Gefallen hat die Zeit bei „Jubilate“ allen Mitgliedern bestens. Sängerin Monika Trampnau freute sich die ganze Woche hindurch schon auf die Proben: „Ich singe daheim gerne, aber in der Gruppe macht es einfach mehr Spaß. Beim Singen ist man einfach ein anderer Mensch.“ Nach den Proben herrschte eine fröhliche Stimmung, alle waren gelassen und locker. „Genau das Richtige nach einem anstrengenden Tag“, fanden die Sängerinnen nach der Singstunde – und freuten sich bereits auf die nächste Probe.
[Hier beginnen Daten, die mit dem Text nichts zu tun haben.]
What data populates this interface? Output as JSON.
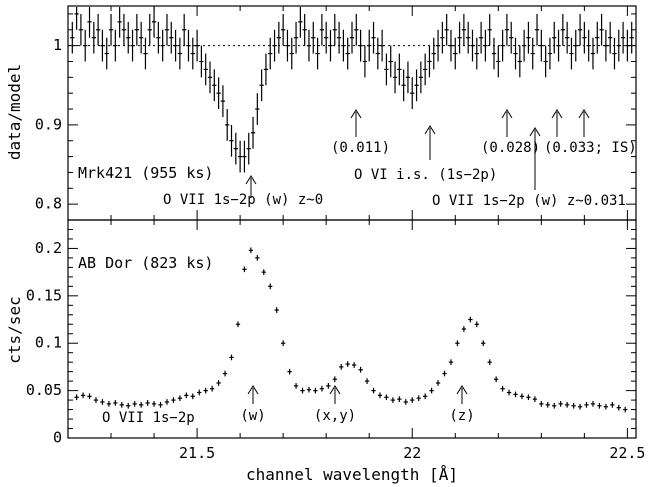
{
  "chart_data": [
    {
      "type": "scatter",
      "panel": "top",
      "ylabel": "data/model",
      "ylim": [
        0.78,
        1.05
      ],
      "xlim": [
        21.2,
        22.52
      ],
      "reference_line": 1.0,
      "xticks": [
        21.5,
        22,
        22.5
      ],
      "yticks": [
        0.8,
        0.9,
        1
      ],
      "ytick_labels": [
        "0.8",
        "0.9",
        "1"
      ],
      "label": "Mrk421 (955 ks)",
      "annotations": [
        {
          "text": "O VII 1s−2p (w) z~0",
          "x": 21.6
        },
        {
          "text": "O VI i.s. (1s−2p)",
          "x": 22.02
        },
        {
          "text": "O VII 1s−2p (w) z~0.031",
          "x": 22.27
        },
        {
          "text": "(0.011)",
          "x": 21.84
        },
        {
          "text": "(0.028)",
          "x": 22.2
        },
        {
          "text": "(0.033; IS)",
          "x": 22.34
        }
      ],
      "x": [
        21.21,
        21.22,
        21.23,
        21.24,
        21.25,
        21.26,
        21.27,
        21.28,
        21.29,
        21.3,
        21.31,
        21.32,
        21.33,
        21.34,
        21.35,
        21.36,
        21.37,
        21.38,
        21.39,
        21.4,
        21.41,
        21.42,
        21.43,
        21.44,
        21.45,
        21.46,
        21.47,
        21.48,
        21.49,
        21.5,
        21.51,
        21.52,
        21.53,
        21.54,
        21.55,
        21.56,
        21.57,
        21.58,
        21.59,
        21.6,
        21.61,
        21.62,
        21.63,
        21.64,
        21.65,
        21.66,
        21.67,
        21.68,
        21.69,
        21.7,
        21.71,
        21.72,
        21.73,
        21.74,
        21.75,
        21.76,
        21.77,
        21.78,
        21.79,
        21.8,
        21.81,
        21.82,
        21.83,
        21.84,
        21.85,
        21.86,
        21.87,
        21.88,
        21.89,
        21.9,
        21.91,
        21.92,
        21.93,
        21.94,
        21.95,
        21.96,
        21.97,
        21.98,
        21.99,
        22.0,
        22.01,
        22.02,
        22.03,
        22.04,
        22.05,
        22.06,
        22.07,
        22.08,
        22.09,
        22.1,
        22.11,
        22.12,
        22.13,
        22.14,
        22.15,
        22.16,
        22.17,
        22.18,
        22.19,
        22.2,
        22.21,
        22.22,
        22.23,
        22.24,
        22.25,
        22.26,
        22.27,
        22.28,
        22.29,
        22.3,
        22.31,
        22.32,
        22.33,
        22.34,
        22.35,
        22.36,
        22.37,
        22.38,
        22.39,
        22.4,
        22.41,
        22.42,
        22.43,
        22.44,
        22.45,
        22.46,
        22.47,
        22.48,
        22.49,
        22.5,
        22.51
      ],
      "y": [
        1.01,
        1.04,
        1.02,
        1.0,
        1.03,
        1.01,
        1.02,
        1.0,
        0.99,
        1.02,
        1.0,
        1.03,
        1.02,
        1.01,
        1.0,
        1.02,
        1.01,
        0.99,
        1.02,
        1.03,
        1.01,
        1.0,
        1.02,
        1.01,
        1.0,
        0.99,
        1.02,
        1.0,
        0.99,
        1.0,
        0.98,
        0.97,
        0.96,
        0.95,
        0.94,
        0.93,
        0.9,
        0.88,
        0.87,
        0.86,
        0.86,
        0.87,
        0.89,
        0.92,
        0.95,
        0.97,
        0.99,
        1.0,
        1.01,
        1.02,
        1.0,
        0.99,
        1.01,
        1.03,
        1.02,
        1.0,
        1.01,
        0.99,
        1.02,
        1.01,
        1.0,
        1.02,
        1.01,
        1.0,
        0.99,
        1.01,
        1.02,
        1.0,
        0.98,
        1.0,
        1.01,
        0.99,
        1.0,
        0.97,
        0.98,
        0.96,
        0.97,
        0.95,
        0.96,
        0.94,
        0.95,
        0.96,
        0.97,
        0.98,
        0.99,
        1.0,
        1.01,
        1.02,
        1.0,
        0.99,
        1.01,
        1.02,
        1.01,
        1.0,
        0.99,
        1.01,
        1.0,
        1.02,
        0.99,
        0.98,
        1.0,
        1.02,
        1.01,
        0.99,
        0.98,
        1.0,
        1.01,
        0.99,
        1.02,
        1.0,
        0.98,
        0.99,
        1.01,
        1.0,
        1.02,
        1.01,
        0.99,
        1.0,
        1.02,
        1.01,
        1.0,
        0.99,
        1.01,
        1.02,
        1.0,
        1.01,
        0.99,
        1.0,
        1.01,
        1.0,
        1.01
      ],
      "yerr": 0.02
    },
    {
      "type": "scatter",
      "panel": "bottom",
      "ylabel": "cts/sec",
      "xlabel": "channel wavelength [Å]",
      "ylim": [
        0,
        0.23
      ],
      "xlim": [
        21.2,
        22.52
      ],
      "xticks": [
        21.5,
        22,
        22.5
      ],
      "xtick_labels": [
        "21.5",
        "22",
        "22.5"
      ],
      "yticks": [
        0,
        0.05,
        0.1,
        0.15,
        0.2
      ],
      "ytick_labels": [
        "0",
        "0.05",
        "0.1",
        "0.15",
        "0.2"
      ],
      "label": "AB Dor (823 ks)",
      "annotations": [
        {
          "text": "O VII 1s−2p",
          "x": 21.33
        },
        {
          "text": "(w)",
          "x": 21.6
        },
        {
          "text": "(x,y)",
          "x": 21.8
        },
        {
          "text": "(z)",
          "x": 22.1
        }
      ],
      "x": [
        21.22,
        21.235,
        21.25,
        21.265,
        21.28,
        21.295,
        21.31,
        21.325,
        21.34,
        21.355,
        21.37,
        21.385,
        21.4,
        21.415,
        21.43,
        21.445,
        21.46,
        21.475,
        21.49,
        21.505,
        21.52,
        21.535,
        21.55,
        21.565,
        21.58,
        21.595,
        21.61,
        21.625,
        21.64,
        21.655,
        21.67,
        21.685,
        21.7,
        21.715,
        21.73,
        21.745,
        21.76,
        21.775,
        21.79,
        21.805,
        21.82,
        21.835,
        21.85,
        21.865,
        21.88,
        21.895,
        21.91,
        21.925,
        21.94,
        21.955,
        21.97,
        21.985,
        22.0,
        22.015,
        22.03,
        22.045,
        22.06,
        22.075,
        22.09,
        22.105,
        22.12,
        22.135,
        22.15,
        22.165,
        22.18,
        22.195,
        22.21,
        22.225,
        22.24,
        22.255,
        22.27,
        22.285,
        22.3,
        22.315,
        22.33,
        22.345,
        22.36,
        22.375,
        22.39,
        22.405,
        22.42,
        22.435,
        22.45,
        22.465,
        22.48,
        22.495
      ],
      "y": [
        0.043,
        0.045,
        0.044,
        0.04,
        0.038,
        0.036,
        0.037,
        0.035,
        0.034,
        0.036,
        0.035,
        0.037,
        0.036,
        0.035,
        0.038,
        0.04,
        0.042,
        0.045,
        0.044,
        0.048,
        0.05,
        0.052,
        0.058,
        0.068,
        0.085,
        0.12,
        0.178,
        0.198,
        0.19,
        0.175,
        0.16,
        0.135,
        0.1,
        0.07,
        0.055,
        0.05,
        0.051,
        0.05,
        0.052,
        0.055,
        0.062,
        0.075,
        0.078,
        0.077,
        0.072,
        0.06,
        0.05,
        0.045,
        0.043,
        0.04,
        0.041,
        0.038,
        0.04,
        0.042,
        0.044,
        0.05,
        0.058,
        0.068,
        0.08,
        0.1,
        0.115,
        0.125,
        0.12,
        0.1,
        0.08,
        0.062,
        0.052,
        0.048,
        0.046,
        0.044,
        0.043,
        0.041,
        0.036,
        0.035,
        0.034,
        0.036,
        0.035,
        0.034,
        0.033,
        0.035,
        0.036,
        0.034,
        0.033,
        0.035,
        0.032,
        0.03
      ],
      "yerr": 0.003
    }
  ]
}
„Jubilate“ war neben dem Männergesangverein Pfatter (MGV), der seit über 100 Jahren Liedgut pflegt, dem renommierten Pfatterer Landfrauenchor und dem Liederkranz Geisling ein weiterer Chor, der eine Nische in der Musiklandschaft in der Region besetzte.

Repertoire aufgestockt

Erst im vergangenen Frühjahr feierte die Chorgemeinschaft ihr zehnjähriges Jubiläum. „Auf Anregung von Angelika Schröder wurde unser Chor im Jahr 2008 aus der Taufe gehoben“, erinnerte sich Maria Fischer, die von Anfang an den Chor geleitet hat.
Sein Repertoire an Volksmusik, Schlagern, Gospels, Kirchenliedern und internationalen Songs hatte der Chor im Lauf der Jahre auf ein ansehnliches Maß aufgestockt, er deckte eine breite Palette ab.

„Wir haben Kommunionen und Messen verschönert, sagen in Krankenhäusern und bei Geburtstagsfeiern“, sagt Monika Trampnau, der aber auch das Singen von lustigen Liedern wie „Bauer, wer hat D‘Katz versteckt“ oder „Hätt i di, na hätt i di“ große Freude bereitete. Wie alles ihre 15 Mitsängerinnen, so hofft auch sie drauf, dass sich Maria Fischer nach dieser künstlerischen Pause wieder einen Ruck gibt und wieder mit der wöchentlichen Probenarbeit beginnt.